D’autres différences, qu’on ne peut qu’esquisser, ont conduit François Moureau à écarter ces dernières de son répertoire. L’auteur de la correspondance littéraire n’entend pas rester anonyme et, à l’occasion, signe ses envois. Mieux, il entend que son originalité fasse le prix de son envoi. Au contraire, la nouvelle à la main est anonyme, souvent le fait de multiples rédacteurs, étant toujours susceptible d’être corrigée ou augmentée. Autant la correspondance littéraire témoigne d’efforts de présentation, étant presque toujours la soigneuse calligraphie d’un copiste professionnel, autant la nouvelle à la main a un aspect presque toujours négligé, comme rédigée à la hâte sur un coin de table, la rapidité de circulation des nouvelles l’emportant sur toute autre préoccupation.
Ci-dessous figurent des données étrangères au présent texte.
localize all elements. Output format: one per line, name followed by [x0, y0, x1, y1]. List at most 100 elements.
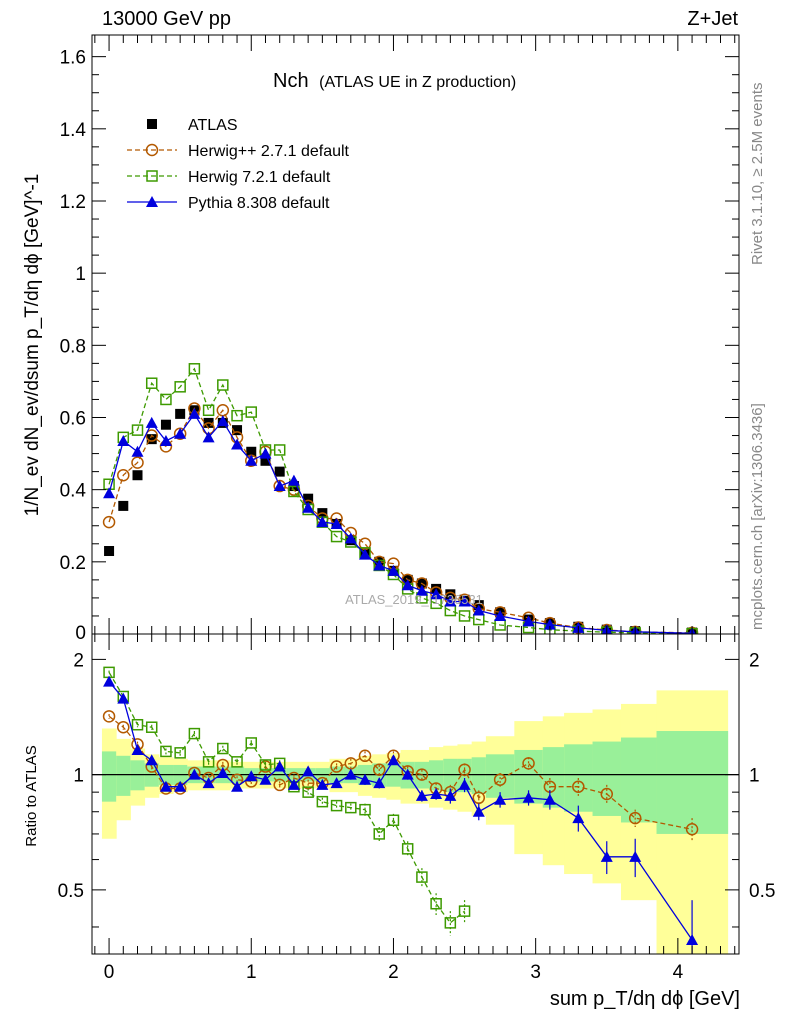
point-herwigpp — [117, 468, 130, 482]
ratio-point-herwig7 — [330, 799, 343, 812]
ratio-point-herwig7 — [202, 756, 215, 768]
point-atlas — [246, 446, 257, 457]
ratio-point-pythia — [245, 770, 258, 782]
ratio-point-herwig7 — [345, 801, 357, 814]
ratio-point-herwig7 — [160, 745, 172, 758]
point-pythia — [231, 438, 244, 450]
series-pythia — [103, 407, 696, 634]
ratio-line-pythia — [108, 681, 693, 941]
point-atlas — [445, 589, 456, 600]
point-atlas — [260, 455, 271, 466]
analysis-watermark: ATLAS_2019_I1736531 — [345, 592, 483, 607]
band-inner — [471, 757, 487, 795]
point-herwig7 — [217, 379, 229, 391]
main-y-tick-label: 1.2 — [60, 192, 86, 213]
ratio-point-pythia — [344, 768, 357, 780]
band-inner — [101, 751, 117, 802]
ratio-line-herwigpp — [108, 715, 693, 830]
point-atlas — [104, 546, 115, 557]
point-pythia — [387, 564, 400, 576]
point-herwigpp — [102, 515, 116, 529]
point-pythia — [117, 434, 130, 446]
ratio-point-herwig7 — [416, 871, 428, 883]
point-herwig7 — [273, 444, 286, 456]
ratio-point-pythia — [415, 789, 428, 801]
point-pythia — [302, 501, 315, 513]
ratio-point-herwig7 — [373, 828, 385, 840]
ratio-point-herwigpp — [628, 811, 642, 825]
point-pythia — [174, 427, 187, 439]
ratio-point-pythia — [273, 760, 286, 772]
point-herwigpp — [131, 456, 144, 469]
ratio-point-pythia — [686, 933, 699, 945]
point-pythia — [273, 480, 286, 492]
point-pythia — [316, 516, 329, 528]
ratio-point-herwig7 — [359, 803, 371, 816]
ratio-point-pythia — [359, 773, 372, 785]
ratio-point-herwig7 — [231, 756, 243, 768]
point-pythia — [344, 532, 357, 544]
ratio-y-tick-label-right: 2 — [749, 650, 760, 671]
band-inner — [485, 754, 515, 798]
ratio-point-pythia — [145, 754, 158, 766]
main-y-tick-label-zero: 0 — [75, 623, 86, 644]
x-tick-label: 1 — [246, 962, 257, 983]
ratio-point-pythia — [330, 777, 343, 789]
point-atlas — [118, 500, 129, 511]
ratio-point-herwigpp — [472, 791, 486, 805]
ratio-point-pythia — [543, 793, 556, 805]
main-y-tick-label: 0.8 — [60, 336, 86, 357]
plot-title-main: Nch — [273, 70, 309, 92]
point-pythia — [145, 416, 158, 428]
point-pythia — [245, 454, 258, 466]
point-atlas — [132, 470, 143, 481]
ratio-point-herwigpp — [102, 710, 116, 723]
legend-marker-herwig7 — [146, 170, 158, 182]
point-atlas — [232, 425, 243, 436]
point-pythia — [522, 615, 535, 627]
legend-marker-atlas — [147, 119, 157, 129]
point-herwig7 — [231, 409, 243, 422]
point-herwig7 — [245, 406, 258, 418]
ratio-point-pythia — [117, 692, 130, 704]
ratio-point-herwigpp — [458, 763, 471, 776]
point-herwig7 — [188, 363, 201, 375]
band-inner — [116, 755, 131, 796]
ratio-point-herwigpp — [685, 823, 699, 836]
ratio-panel: 0.5 0.5 1 1 2 2 0 1 2 3 4 Ratio to ATLAS sum p_T/d… — [23, 633, 775, 1010]
ratio-point-pythia — [287, 778, 300, 790]
point-pythia — [472, 604, 485, 616]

Modeste dans ses ambitions comme dans sa forme, elle ne prétend pas outrepasser son statut d’objet de consommation courante, que l’actualité périmera vite.

Définition

Au total, la correspondance littéraire se définit d’abord par la négative. Elle n’est ni un échange d’informations entre érudits; ni un périodique littéraire, s’adressant à un nombre indéterminé de lecteurs; pas davantage elle ne sera une nouvelle à la main, que caractérise sa finalité proprement politique. Elle constitue un mixte de tous ces modes de circulation de l’information. Elle leur emprunte telle ou telle de leurs caractéristiques : la forme manuscrite, par exemple, la régularité de l’échange, l’abonnement tarifé. Et elle en invente qui lui sont spécifiques, par exemple l’exigence de confidentialité.

Pour ce qui est du contenu, la définition d’un observateur ancien, mais perspicace[21], vaut toujours. Ce sera, 

[s]ous la promesse du silence absolu, […] chaque semaine toutes les nouvelles littéraires, dramatiques, philosophiques, politiques, mondaines, le jugement et l’analyse de toutes les publications importantes, le journal détaillé en un mot de la vie de Paris.

Ce que, sous une forme plus ramassée, on identifiera comme des nouvelles à la main à vocation littéraire.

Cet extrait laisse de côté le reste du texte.